BY SANDRA DAVIE SENIOR EDUCATION CORRESPONDENT, Straits Times
REMEMBER the days when one B and two Cs would get a student into the arts and social sciences faculty of the National University of Singapore?
Not any more.
This year, A-level holders needed at least an A and two Bs, despite the faculty taking in the largest number of students at the university – 1,700 in all.
Two years ago, the minimum grade needed was three Bs.
Faculty officials said they are also taking in more top A-level students, who score at least 3As. This year, they made up 15 per cent of applications, up from 7 per cent in the 2000s.
Faculty dean Brenda Yeoh said the faculty is no longer seen as an easier option.
“The students we have choose to come here because they believe in the merits of studying the humanities and social sciences. Not because they cannot get in anywhere else.”
She attributes the higher demand to the wide range of courses on offer and students seeing the value in a broad education.
“Based on admission interviews, students like the wide range of offerings we have. With 17 departments, 20 major subjects, a host of minor programmes and a centre for language studies offering both Asian and European languages, we offer the most comprehensive education in the humanities and social sciences in this part of the world.”
To cater to students’ interests, the school has added more courses in recent years, including film studies, petroleum exploration, health and social sciences and global studies.
The latter is a multi-disciplinary course which covers areas including political science, economics and sociology.
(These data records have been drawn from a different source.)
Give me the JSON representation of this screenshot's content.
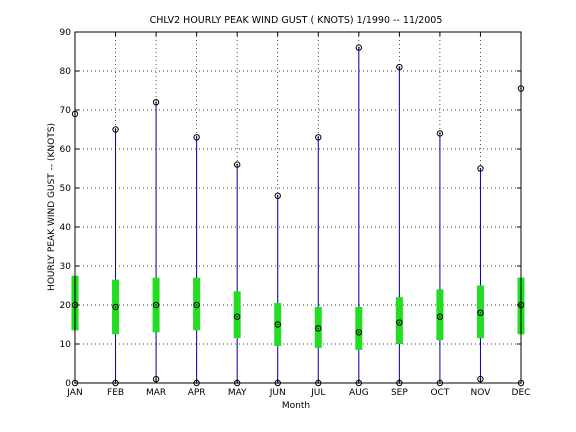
{
  "chart_data": {
    "type": "boxplot",
    "title": "CHLV2  HOURLY PEAK WIND GUST ( KNOTS) 1/1990 -- 11/2005",
    "xlabel": "Month",
    "ylabel": "HOURLY PEAK WIND GUST -- (KNOTS)",
    "ylim": [
      0,
      90
    ],
    "yticks": [
      0,
      10,
      20,
      30,
      40,
      50,
      60,
      70,
      80,
      90
    ],
    "grid": true,
    "categories": [
      "JAN",
      "FEB",
      "MAR",
      "APR",
      "MAY",
      "JUN",
      "JUL",
      "AUG",
      "SEP",
      "OCT",
      "NOV",
      "DEC"
    ],
    "min": [
      0,
      0,
      1,
      0,
      0,
      0,
      0,
      0,
      0,
      0,
      1,
      0
    ],
    "max": [
      69,
      65,
      72,
      63,
      56,
      48,
      63,
      86,
      81,
      64,
      55,
      75.5
    ],
    "q1": [
      13.5,
      12.5,
      13,
      13.5,
      11.5,
      9.5,
      9,
      8.5,
      10,
      11,
      11.5,
      12.5
    ],
    "q3": [
      27.5,
      26.5,
      27,
      27,
      23.5,
      20.5,
      19.5,
      19.5,
      22,
      24,
      25,
      27
    ],
    "median": [
      20,
      19.5,
      20,
      20,
      17,
      15,
      14,
      13,
      15.5,
      17,
      18,
      20
    ],
    "colors": {
      "whisker": "#0000aa",
      "box": "#22dd22",
      "marker": "#000000"
    }
  }
}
The faculty’s five most popular majors are economics, communications and new media, psychology, sociology and political science.
Professor Yeoh added: “When Yale-NUS was set up, there was initially some worry that the demand for arts and social sciences would go down. That didn’t happen. In fact, demand went up.
“Young people are mindful of the fact that there are no more jobs for life and they have to be prepared to switch careers.
“They want a university education that will give them more career options and a broad training that will enable them to go into different fields, everything from teaching, to working in banks and the media, and in civil service.”
First-year student Maisarah Abdul Jalil, 19, scored all As for her six A-level subjects at Jurong Junior College.
She said: “Like many young people, I am still figuring out where my interests and talents lie. The arts and social sciences faculty gives you the licence to explore.”
National serviceman Sebastian Tan, 19, who chose arts and social sciences over a place in business at another local university, said the winning point for him was the broad-based education in the faculty.
“I hope to sample a whole range of subjects and then major in a hard science like politics or economics with English Literature,” he said.
“The combination of subjects will nurture the most important skills of clear thinking and clear writing – required not only for a good job, but a good life as well,” he added.